Il n’y a pas de salaire minimum légal en Suède. La Heritage Foundation la classe parmi les économies les plus libres du monde. La propriété privée est parmi les mieux protégées. La contradiction n’est pas dans la Suède — elle est dans le spectre.
8.2 — Le Danemark et la Suisse : deux modes de consentement
Le Danemark est classé plus libre économiquement que les États-Unis par la Heritage Foundation — avec les impôts les plus élevés du monde. Pas de salaire minimum légal, marché du travail parmi les plus souples d’Europe (la « flexicurité »), création d’entreprise plus facile qu’à Washington. Le spectre le classe à gauche. Les indices de liberté le classent à droite de l’Amérique. La contradiction n’est pas dans le Danemark.
La Suisse est le cas le plus radical de consentement institutionnalisé. Démocratie directe (référendum sur tout sujet), fédéralisme à 26 cantons (la concurrence fiscale entre cantons empêche la maximisation), top 5 mondial en liberté économique.
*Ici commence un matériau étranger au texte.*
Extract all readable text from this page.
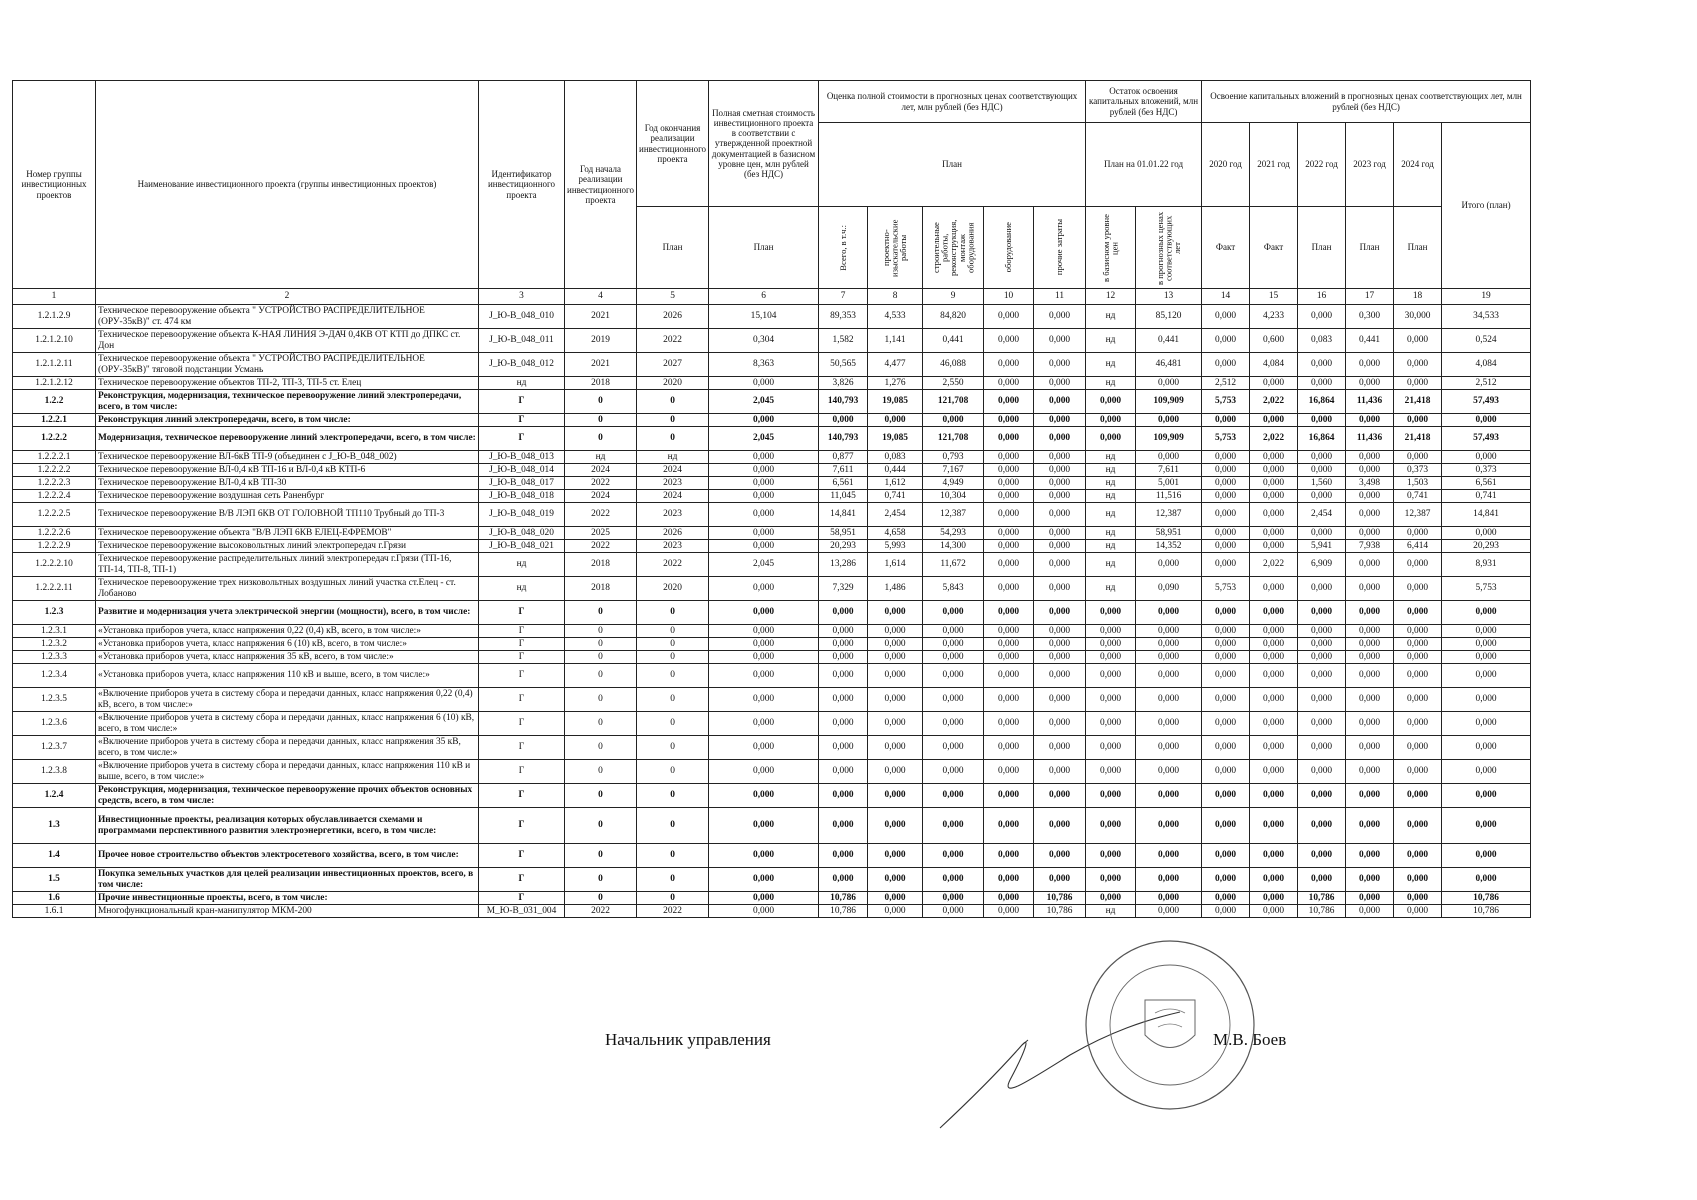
Номер группы инвестиционных проектов	Наименование инвестиционного проекта (группы инвестиционных проектов)	Идентификатор инвестиционного проекта	Год начала реализации инвестиционного проекта	Год окончания реализации инвестиционного проекта	Полная сметная стоимость инвестиционного проекта в соответствии с утвержденной проектной документацией в базисном уровне цен, млн рублей (без НДС)	Оценка полной стоимости в прогнозных ценах соответствующих лет, млн рублей (без НДС)					Остаток освоения капитальных вложений, млн рублей (без НДС)		Освоение капитальных вложений в прогнозных ценах соответствующих лет, млн рублей (без НДС)					
						План					План на 01.01.22 год		2020 год	2021 год	2022 год	2023 год	2024 год	Итого (план)
				План	План	Всего, в т.ч.:	проектно-изыскательские работы	строительные работы, реконструкция, монтаж оборудования	оборудование	прочие затраты	в базисном уровне цен	в прогнозных ценах соответствующих лет	Факт	Факт	План	План	План	
1	2	3	4	5	6	7	8	9	10	11	12	13	14	15	16	17	18	19
1.2.1.2.9	Техническое перевооружение объекта " УСТРОЙСТВО РАСПРЕДЕЛИТЕЛЬНОЕ (ОРУ-35кВ)" ст. 474 км	J_Ю-В_048_010	2021	2026	15,104	89,353	4,533	84,820	0,000	0,000	нд	85,120	0,000	4,233	0,000	0,300	30,000	34,533
1.2.1.2.10	Техническое перевооружение объекта К-НАЯ ЛИНИЯ Э-ДАЧ 0,4КВ ОТ КТП до ДПКС ст. Дон	J_Ю-В_048_011	2019	2022	0,304	1,582	1,141	0,441	0,000	0,000	нд	0,441	0,000	0,600	0,083	0,441	0,000	0,524
1.2.1.2.11	Техническое перевооружение объекта " УСТРОЙСТВО РАСПРЕДЕЛИТЕЛЬНОЕ (ОРУ-35кВ)" тяговой подстанции Усмань	J_Ю-В_048_012	2021	2027	8,363	50,565	4,477	46,088	0,000	0,000	нд	46,481	0,000	4,084	0,000	0,000	0,000	4,084
1.2.1.2.12	Техническое перевооружение объектов ТП-2, ТП-3, ТП-5 ст. Елец	нд	2018	2020	0,000	3,826	1,276	2,550	0,000	0,000	нд	0,000	2,512	0,000	0,000	0,000	0,000	2,512
1.2.2	Реконструкция, модернизация, техническое перевооружение линий электропередачи, всего, в том числе:	Г	0	0	2,045	140,793	19,085	121,708	0,000	0,000	0,000	109,909	5,753	2,022	16,864	11,436	21,418	57,493
1.2.2.1	Реконструкция линий электропередачи, всего, в том числе:	Г	0	0	0,000	0,000	0,000	0,000	0,000	0,000	0,000	0,000	0,000	0,000	0,000	0,000	0,000	0,000
1.2.2.2	Модернизация, техническое перевооружение линий электропередачи, всего, в том числе:	Г	0	0	2,045	140,793	19,085	121,708	0,000	0,000	0,000	109,909	5,753	2,022	16,864	11,436	21,418	57,493
1.2.2.2.1	Техническое перевооружение ВЛ-6кВ ТП-9 (объединен с J_Ю-В_048_002)	J_Ю-В_048_013	нд	нд	0,000	0,877	0,083	0,793	0,000	0,000	нд	0,000	0,000	0,000	0,000	0,000	0,000	0,000
1.2.2.2.2	Техническое перевооружение ВЛ-0,4 кВ ТП-16 и ВЛ-0,4 кВ КТП-6	J_Ю-В_048_014	2024	2024	0,000	7,611	0,444	7,167	0,000	0,000	нд	7,611	0,000	0,000	0,000	0,000	0,373	0,373
1.2.2.2.3	Техническое перевооружение ВЛ-0,4 кВ ТП-30	J_Ю-В_048_017	2022	2023	0,000	6,561	1,612	4,949	0,000	0,000	нд	5,001	0,000	0,000	1,560	3,498	1,503	6,561
1.2.2.2.4	Техническое перевооружение воздушная сеть Раненбург	J_Ю-В_048_018	2024	2024	0,000	11,045	0,741	10,304	0,000	0,000	нд	11,516	0,000	0,000	0,000	0,000	0,741	0,741
1.2.2.2.5	Техническое перевооружение В/В ЛЭП 6КВ ОТ ГОЛОВНОЙ ТП110 Трубный до ТП-3	J_Ю-В_048_019	2022	2023	0,000	14,841	2,454	12,387	0,000	0,000	нд	12,387	0,000	0,000	2,454	0,000	12,387	14,841
1.2.2.2.6	Техническое перевооружение объекта "В/В ЛЭП 6КВ ЕЛЕЦ-ЕФРЕМОВ"	J_Ю-В_048_020	2025	2026	0,000	58,951	4,658	54,293	0,000	0,000	нд	58,951	0,000	0,000	0,000	0,000	0,000	0,000
1.2.2.2.9	Техническое перевооружение высоковольтных линий электропередач г.Грязи	J_Ю-В_048_021	2022	2023	0,000	20,293	5,993	14,300	0,000	0,000	нд	14,352	0,000	0,000	5,941	7,938	6,414	20,293
1.2.2.2.10	Техническое перевооружение распределительных линий электропередач г.Грязи (ТП-16, ТП-14, ТП-8, ТП-1)	нд	2018	2022	2,045	13,286	1,614	11,672	0,000	0,000	нд	0,000	0,000	2,022	6,909	0,000	0,000	8,931
1.2.2.2.11	Техническое перевооружение трех низковольтных воздушных линий участка ст.Елец - ст. Лобаново	нд	2018	2020	0,000	7,329	1,486	5,843	0,000	0,000	нд	0,090	5,753	0,000	0,000	0,000	0,000	5,753
1.2.3	Развитие и модернизация учета электрической энергии (мощности), всего, в том числе:	Г	0	0	0,000	0,000	0,000	0,000	0,000	0,000	0,000	0,000	0,000	0,000	0,000	0,000	0,000	0,000
1.2.3.1	«Установка приборов учета, класс напряжения 0,22 (0,4) кВ, всего, в том числе:»	Г	0	0	0,000	0,000	0,000	0,000	0,000	0,000	0,000	0,000	0,000	0,000	0,000	0,000	0,000	0,000
1.2.3.2	«Установка приборов учета, класс напряжения 6 (10) кВ, всего, в том числе:»	Г	0	0	0,000	0,000	0,000	0,000	0,000	0,000	0,000	0,000	0,000	0,000	0,000	0,000	0,000	0,000
1.2.3.3	«Установка приборов учета, класс напряжения 35 кВ, всего, в том числе:»	Г	0	0	0,000	0,000	0,000	0,000	0,000	0,000	0,000	0,000	0,000	0,000	0,000	0,000	0,000	0,000
1.2.3.4	«Установка приборов учета, класс напряжения 110 кВ и выше, всего, в том числе:»	Г	0	0	0,000	0,000	0,000	0,000	0,000	0,000	0,000	0,000	0,000	0,000	0,000	0,000	0,000	0,000
1.2.3.5	«Включение приборов учета в систему сбора и передачи данных, класс напряжения 0,22 (0,4) кВ, всего, в том числе:»	Г	0	0	0,000	0,000	0,000	0,000	0,000	0,000	0,000	0,000	0,000	0,000	0,000	0,000	0,000	0,000
1.2.3.6	«Включение приборов учета в систему сбора и передачи данных, класс напряжения 6 (10) кВ, всего, в том числе:»	Г	0	0	0,000	0,000	0,000	0,000	0,000	0,000	0,000	0,000	0,000	0,000	0,000	0,000	0,000	0,000
1.2.3.7	«Включение приборов учета в систему сбора и передачи данных, класс напряжения 35 кВ, всего, в том числе:»	Г	0	0	0,000	0,000	0,000	0,000	0,000	0,000	0,000	0,000	0,000	0,000	0,000	0,000	0,000	0,000
1.2.3.8	«Включение приборов учета в систему сбора и передачи данных, класс напряжения 110 кВ и выше, всего, в том числе:»	Г	0	0	0,000	0,000	0,000	0,000	0,000	0,000	0,000	0,000	0,000	0,000	0,000	0,000	0,000	0,000
1.2.4	Реконструкция, модернизация, техническое перевооружение прочих объектов основных средств, всего, в том числе:	Г	0	0	0,000	0,000	0,000	0,000	0,000	0,000	0,000	0,000	0,000	0,000	0,000	0,000	0,000	0,000
1.3	Инвестиционные проекты, реализация которых обуславливается схемами и программами перспективного развития электроэнергетики, всего, в том числе:	Г	0	0	0,000	0,000	0,000	0,000	0,000	0,000	0,000	0,000	0,000	0,000	0,000	0,000	0,000	0,000
1.4	Прочее новое строительство объектов электросетевого хозяйства, всего, в том числе:	Г	0	0	0,000	0,000	0,000	0,000	0,000	0,000	0,000	0,000	0,000	0,000	0,000	0,000	0,000	0,000
1.5	Покупка земельных участков для целей реализации инвестиционных проектов, всего, в том числе:	Г	0	0	0,000	0,000	0,000	0,000	0,000	0,000	0,000	0,000	0,000	0,000	0,000	0,000	0,000	0,000
1.6	Прочие инвестиционные проекты, всего, в том числе:	Г	0	0	0,000	10,786	0,000	0,000	0,000	10,786	0,000	0,000	0,000	0,000	10,786	0,000	0,000	10,786
1.6.1	Многофункциональный кран-манипулятор МКМ-200	М_Ю-В_031_004	2022	2022	0,000	10,786	0,000	0,000	0,000	10,786	нд	0,000	0,000	0,000	10,786	0,000	0,000	10,786
Начальник управления	М.В. Боев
L’État est puissant dans ses fonctions régaliennes mais structurellement incapable de devenir dirigiste — parce que chaque citoyen a un droit de veto permanent. Quatre communautés linguistiques, pas de ressources naturelles, pas d’accès à la mer — et l’un des pays les plus riches et les plus stables du monde.
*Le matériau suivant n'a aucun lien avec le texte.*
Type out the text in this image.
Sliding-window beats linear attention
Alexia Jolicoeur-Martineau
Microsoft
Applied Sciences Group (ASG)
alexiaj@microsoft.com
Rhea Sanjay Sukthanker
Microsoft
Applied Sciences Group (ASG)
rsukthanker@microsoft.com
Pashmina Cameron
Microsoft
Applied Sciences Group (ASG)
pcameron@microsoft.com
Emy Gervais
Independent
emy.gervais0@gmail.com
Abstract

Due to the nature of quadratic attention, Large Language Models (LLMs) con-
Les deux cas partagent le même point sur notre grille — dirigisme fiscal consenti — mais par des mécanismes opposés : le Danemark par la négociation sociale, la Suisse par le référendum permanent.
8.3 — La Norvège, la Finlande, les Pays-Bas
La Norvège ajoute la variable pétrole — et fait exactement l’inverse des pétro-États. Au lieu de distribuer la rente pour acheter la docilité, elle l’investit à l’étranger (le plus gros fonds souverain du monde, 1 600 milliards de dollars) et n’en dépense que les rendements. Même ressource que l’Arabie saoudite, trajectoire opposée. Le pétrole ne détermine rien — c’est la structure du régime qui détermine tout.
La Finlande — pas de pétrole, pas de rente. Un système éducatif décentralisé qui produit régulièrement les meilleurs résultats PISA au monde, une économie ouverte vers la technologie. La preuve que le modèle nordique fonctionne sans ressource miracle.
Les Pays-Bas ajoutent un mécanisme institutionnel distinct : le poldermodel — concertation systématique entre gouvernement, syndicats et patronat depuis les accords de Wassenaar (1982). Modération salariale consentie en échange de réductions d’impôts et de créations d’emplois. Ce n’est ni du dirigisme ni du laissez-faire — c’est du consentement structuré. Le pays passe de la « maladie hollandaise » à l’une des économies les plus performantes d’Europe.
8.4 — La Nouvelle-Zélande : la fissure fatale pour le spectre
En 1984, le Parti travailliste néo-zélandais — Labour, la gauche — lance les réformes les plus libérales du monde anglophone. Suppression des subventions agricoles, dérégulation, privatisations, ouverture commerciale radicale. Le programme est si brutal qu’il prend un nom propre : Rogernomics.
Le contexte l’exige — économie réglementée, dette insoutenable, inflation à 15 %. Mais le fait reste : un gouvernement de gauche mène la minimisation la plus radicale. Le spectre ne sait pas quoi en faire. Notre grille dit simplement que Douglas minimise — l’étiquette partisane est sans rapport avec la direction du mouvement.
8.5 — Points communs
Six pays. Tous partagent les mêmes caractéristiques : le consentement est réel (vote, alternance, presse libre), le dirigisme est fiscal et non productif (redistribution, pas confiscation — les marchés restent ouverts, la propriété protégée), la coercition structurelle est absente (pas de parti unique, pas de censure, pas de police politique). Et tous sont riches, stables, et le restent.
Plusieurs figurent parmi les économies les plus libres du monde — devant les États-Unis. Le spectre les classe à gauche. Les indices de liberté les classent à droite de l’Amérique. La contradiction n’est pas dans les pays — elle est dans un spectre qui confond dirigisme consenti et dirigisme coercitif.